Despite these limitations, our study has several important implications. To our knowledge, this is the first study investigating the process by which psychiatric residents evaluate the suicide risk of patients who have presented to the ED after a suicide attempt. The study also addressed the importance of analyzing and understanding the process by which psychiatric residents evaluate individuals who have attempted suicide. Additionally, our results may provide a guide for future studies examining similar relevant issues.

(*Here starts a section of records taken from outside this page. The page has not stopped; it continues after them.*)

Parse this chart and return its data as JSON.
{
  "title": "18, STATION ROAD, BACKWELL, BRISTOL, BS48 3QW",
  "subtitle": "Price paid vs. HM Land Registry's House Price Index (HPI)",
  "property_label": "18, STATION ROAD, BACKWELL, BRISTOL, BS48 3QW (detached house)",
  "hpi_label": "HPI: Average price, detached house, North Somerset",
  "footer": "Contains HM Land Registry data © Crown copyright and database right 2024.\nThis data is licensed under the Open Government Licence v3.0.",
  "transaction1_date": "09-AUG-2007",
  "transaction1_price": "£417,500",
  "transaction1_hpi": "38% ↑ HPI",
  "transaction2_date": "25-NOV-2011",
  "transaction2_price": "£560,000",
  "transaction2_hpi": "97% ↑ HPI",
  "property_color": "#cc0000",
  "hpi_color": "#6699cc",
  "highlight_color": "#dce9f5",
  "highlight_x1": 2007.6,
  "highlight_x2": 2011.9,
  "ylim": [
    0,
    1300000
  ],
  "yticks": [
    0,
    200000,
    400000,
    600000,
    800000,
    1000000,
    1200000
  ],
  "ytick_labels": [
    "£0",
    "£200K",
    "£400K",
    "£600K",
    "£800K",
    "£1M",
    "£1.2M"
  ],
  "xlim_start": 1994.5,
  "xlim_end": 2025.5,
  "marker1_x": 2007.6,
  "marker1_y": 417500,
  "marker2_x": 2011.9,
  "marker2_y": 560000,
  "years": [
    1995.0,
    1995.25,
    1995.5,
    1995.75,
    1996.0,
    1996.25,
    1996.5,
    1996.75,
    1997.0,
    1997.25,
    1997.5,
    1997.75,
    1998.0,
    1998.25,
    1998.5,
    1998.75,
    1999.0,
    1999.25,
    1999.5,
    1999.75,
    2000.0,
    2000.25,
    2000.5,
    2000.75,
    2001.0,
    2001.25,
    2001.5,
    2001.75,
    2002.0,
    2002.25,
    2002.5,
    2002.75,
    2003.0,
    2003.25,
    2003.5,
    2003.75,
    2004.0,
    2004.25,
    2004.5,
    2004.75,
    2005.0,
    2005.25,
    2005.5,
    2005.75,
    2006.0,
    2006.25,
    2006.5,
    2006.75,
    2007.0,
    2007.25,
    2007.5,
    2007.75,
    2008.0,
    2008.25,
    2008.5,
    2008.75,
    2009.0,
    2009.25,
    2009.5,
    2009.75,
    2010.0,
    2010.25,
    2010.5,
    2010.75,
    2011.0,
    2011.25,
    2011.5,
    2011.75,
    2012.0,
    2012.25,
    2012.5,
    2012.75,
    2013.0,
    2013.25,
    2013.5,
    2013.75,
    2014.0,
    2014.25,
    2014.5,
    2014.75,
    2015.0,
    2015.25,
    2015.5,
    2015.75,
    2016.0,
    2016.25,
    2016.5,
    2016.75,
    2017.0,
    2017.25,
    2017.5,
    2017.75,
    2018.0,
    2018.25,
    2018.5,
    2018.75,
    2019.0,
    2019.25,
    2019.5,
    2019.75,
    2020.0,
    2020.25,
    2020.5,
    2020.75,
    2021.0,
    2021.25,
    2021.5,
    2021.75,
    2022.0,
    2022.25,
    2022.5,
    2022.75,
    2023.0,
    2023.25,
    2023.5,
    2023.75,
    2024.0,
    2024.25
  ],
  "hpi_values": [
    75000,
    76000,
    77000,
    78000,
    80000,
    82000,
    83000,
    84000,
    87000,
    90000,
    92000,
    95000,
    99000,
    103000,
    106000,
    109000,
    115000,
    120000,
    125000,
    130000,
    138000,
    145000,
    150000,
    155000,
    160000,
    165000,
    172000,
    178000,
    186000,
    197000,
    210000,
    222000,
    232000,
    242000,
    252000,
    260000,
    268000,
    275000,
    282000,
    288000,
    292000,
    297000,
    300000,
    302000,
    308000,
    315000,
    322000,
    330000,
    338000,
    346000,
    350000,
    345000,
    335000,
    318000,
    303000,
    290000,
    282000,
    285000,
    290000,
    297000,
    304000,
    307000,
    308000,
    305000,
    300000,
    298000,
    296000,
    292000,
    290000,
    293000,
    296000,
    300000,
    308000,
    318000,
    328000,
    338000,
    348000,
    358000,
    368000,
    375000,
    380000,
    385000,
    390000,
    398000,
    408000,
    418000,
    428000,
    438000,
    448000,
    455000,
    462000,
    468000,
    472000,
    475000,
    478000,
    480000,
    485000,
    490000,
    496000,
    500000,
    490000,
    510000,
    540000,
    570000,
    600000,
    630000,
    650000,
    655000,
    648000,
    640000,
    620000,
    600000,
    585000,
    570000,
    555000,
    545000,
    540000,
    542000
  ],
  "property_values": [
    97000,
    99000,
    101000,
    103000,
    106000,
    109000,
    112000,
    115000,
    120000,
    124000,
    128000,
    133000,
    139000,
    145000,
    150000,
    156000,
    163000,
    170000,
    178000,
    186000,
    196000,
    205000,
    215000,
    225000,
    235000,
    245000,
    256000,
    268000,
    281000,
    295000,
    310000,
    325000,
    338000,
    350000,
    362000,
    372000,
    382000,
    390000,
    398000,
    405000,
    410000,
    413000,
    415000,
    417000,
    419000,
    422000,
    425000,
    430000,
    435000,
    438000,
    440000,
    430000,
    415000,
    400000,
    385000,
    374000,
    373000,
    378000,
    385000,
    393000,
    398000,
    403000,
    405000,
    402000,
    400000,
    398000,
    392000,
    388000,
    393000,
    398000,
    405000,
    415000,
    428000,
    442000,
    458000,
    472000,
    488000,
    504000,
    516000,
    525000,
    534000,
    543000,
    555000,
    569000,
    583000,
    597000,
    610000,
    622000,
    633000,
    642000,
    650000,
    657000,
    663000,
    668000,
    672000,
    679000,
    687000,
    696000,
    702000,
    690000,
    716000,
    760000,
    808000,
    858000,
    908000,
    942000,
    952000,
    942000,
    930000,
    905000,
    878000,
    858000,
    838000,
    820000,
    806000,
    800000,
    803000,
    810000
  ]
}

In conclusion, psychiatric residents' ability to correctly evaluate suicide risk is critical for preventing patients who have already attempted suicide from reattempting. Thus, it is of utmost importance to appropriately train psychiatric residents regarding suicide risk assessment. Gaining insight into the process by which psychiatric residents assess patients' suicide risk can lay the cornerstone for proper training. This study suggests that psychiatric residents use diverse factors when assessing suicide risk. It also shows that psychiatric residents might put additional emphasis on non-modifiable demographic and clinical factors, concrete evidence showing suicide determination, and social isolation to assess the risk for a future suicide attempt. Additional studies with a greater number of psychiatric residents from diverse institutions and countries are needed to further shed light on this issue.